The fact that the company now has these networks locked up--with no competitors aside from archaic and overloaded toll-free number directory and the clunky five-digit SMS shortcodes run by CSCA--means that advertisers can start blasting these codes out with abandon.

And they should. Star codes are easier to use than other types of real-world links. With QR codes, for example, you need an app and you need to point your phone at something--tough when you're driving past a billboard (QR codes have other advantages, though). Using an SMS shortcode is twice as complex as a star code; you have to send a code to a code. Zoove codes can also be any length.

Want one for your business? Pay Joe--a lot. Short and generic codes cost the most. Two-letter codes are $75,000 a year; three-letter codes $50,000, four-letter codes are $25,000. I wanted to get **RAFE but Joe did not offer to make a deal. Shorter codes can be less, down to $7,500 a year, but generic codes are expensive. (**FLOWERS cost 1800Flowers.com a substantial sum.)

You're also going to pay Joe a fee for traffic and for use of the cloud technology that serves the correct mobile pages or links for each phone. The service also collects analytics.

In return, Zoove pays the carriers a fee for use of their data services. "It's only fair. They built the networks," Joe says. But I know he's not the type to spend money if he doesn't have to. They must have charged a fee for access. But now they're also invested in the success of the directory.

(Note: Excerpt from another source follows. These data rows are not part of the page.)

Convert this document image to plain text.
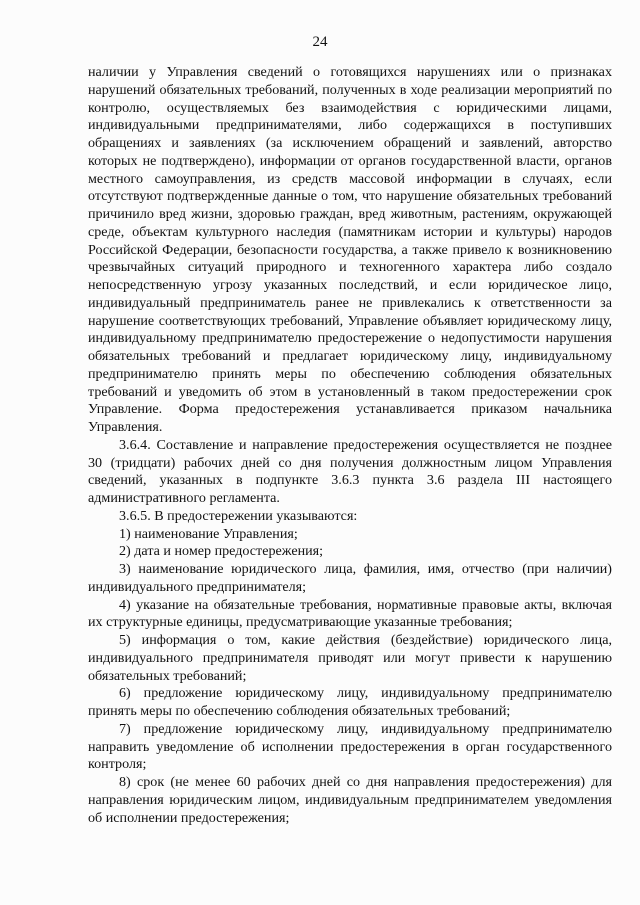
24

наличии у Управления сведений о готовящихся нарушениях или о признаках нарушений обязательных требований, полученных в ходе реализации мероприятий по контролю, осуществляемых без взаимодействия с юридическими лицами, индивидуальными предпринимателями, либо содержащихся в поступивших обращениях и заявлениях (за исключением обращений и заявлений, авторство которых не подтверждено), информации от органов государственной власти, органов местного самоуправления, из средств массовой информации в случаях, если отсутствуют подтвержденные данные о том, что нарушение обязательных требований причинило вред жизни, здоровью граждан, вред животным, растениям, окружающей среде, объектам культурного наследия (памятникам истории и культуры) народов Российской Федерации, безопасности государства, а также привело к возникновению чрезвычайных ситуаций природного и техногенного характера либо создало непосредственную угрозу указанных последствий, и если юридическое лицо, индивидуальный предприниматель ранее не привлекались к ответственности за нарушение соответствующих требований, Управление объявляет юридическому лицу, индивидуальному предпринимателю предостережение о недопустимости нарушения обязательных требований и предлагает юридическому лицу, индивидуальному предпринимателю принять меры по обеспечению соблюдения обязательных требований и уведомить об этом в установленный в таком предостережении срок Управление. Форма предостережения устанавливается приказом начальника Управления.

3.6.4. Составление и направление предостережения осуществляется не позднее 30 (тридцати) рабочих дней со дня получения должностным лицом Управления сведений, указанных в подпункте 3.6.3 пункта 3.6 раздела III настоящего административного регламента.

3.6.5. В предостережении указываются:

1) наименование Управления;

2) дата и номер предостережения;

3) наименование юридического лица, фамилия, имя, отчество (при наличии) индивидуального предпринимателя;

4) указание на обязательные требования, нормативные правовые акты, включая их структурные единицы, предусматривающие указанные требования;

5) информация о том, какие действия (бездействие) юридического лица, индивидуального предпринимателя приводят или могут привести к нарушению обязательных требований;

6) предложение юридическому лицу, индивидуальному предпринимателю принять меры по обеспечению соблюдения обязательных требований;

7) предложение юридическому лицу, индивидуальному предпринимателю направить уведомление об исполнении предостережения в орган государственного контроля;

8) срок (не менее 60 рабочих дней со дня направления предостережения) для направления юридическим лицом, индивидуальным предпринимателем уведомления об исполнении предостережения;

Zoove star codes could be the 800 numbers for the modern era. Zoove should spend the next year or two profiting from the land grab for short codes (and auctioning contended codes--NBA and NBC are the same numbers, for example), before dropping prices so shmoes like you and me can get our own codes.

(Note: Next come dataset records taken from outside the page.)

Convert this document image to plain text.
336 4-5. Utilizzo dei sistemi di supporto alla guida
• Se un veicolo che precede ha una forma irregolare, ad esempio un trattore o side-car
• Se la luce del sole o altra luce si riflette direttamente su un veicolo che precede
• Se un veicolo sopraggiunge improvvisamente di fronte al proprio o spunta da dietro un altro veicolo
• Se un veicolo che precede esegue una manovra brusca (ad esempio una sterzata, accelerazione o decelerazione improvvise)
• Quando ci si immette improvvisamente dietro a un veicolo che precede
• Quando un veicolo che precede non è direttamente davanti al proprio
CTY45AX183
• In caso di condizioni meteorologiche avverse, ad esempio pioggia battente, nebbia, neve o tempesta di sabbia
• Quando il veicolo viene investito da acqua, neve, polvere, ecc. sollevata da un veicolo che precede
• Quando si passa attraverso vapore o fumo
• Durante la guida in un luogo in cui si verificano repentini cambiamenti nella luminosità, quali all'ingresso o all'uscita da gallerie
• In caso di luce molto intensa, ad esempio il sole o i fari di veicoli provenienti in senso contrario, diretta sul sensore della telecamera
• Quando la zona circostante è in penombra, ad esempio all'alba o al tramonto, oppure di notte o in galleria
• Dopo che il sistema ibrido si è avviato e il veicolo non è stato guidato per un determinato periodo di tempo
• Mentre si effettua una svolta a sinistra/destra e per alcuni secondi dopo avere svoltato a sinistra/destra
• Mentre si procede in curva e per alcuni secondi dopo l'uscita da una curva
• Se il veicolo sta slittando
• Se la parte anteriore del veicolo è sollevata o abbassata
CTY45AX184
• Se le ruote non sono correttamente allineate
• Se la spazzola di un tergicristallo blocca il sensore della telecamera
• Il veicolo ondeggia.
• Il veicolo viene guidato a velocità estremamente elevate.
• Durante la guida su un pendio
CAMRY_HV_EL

One could argue that dialing phone numbers on smartphones is old-fashioned and that it's a bit late to build a business around it. But let's be real: it's faster to dial a number than fire up a browser or an app and enter a URL or other code. Once advertisers start using these codes, the registry will become invaluable and the land rush should start in earnest. It would take extremely poor execution skills to mess up this business. That makes Joe, I believe, one of the luckiest CEOs in tech.

Bonus tip: Zoove isn't much use to BlackBerry users who don't know how to dial numbers by letter on their keyboards, since QWERTY keyboard-based BlackBerry devices don't show the usual number-to-letter mapping you see on typical 12-key dial pads. 1-800-FLOWERS and **FLOWERS are both impossible to type if you don't know that 3 is F, and so on. But here's the secret to dialing mnemonics on a BlackBerry: hold down the ALT key when you want to map a letter on the BlackBerry's thumb keyboard to a phone keyboard number. Joe, who came to our meeting with his old-school BlackBerry, was all to eager to spread knowledge of this tip.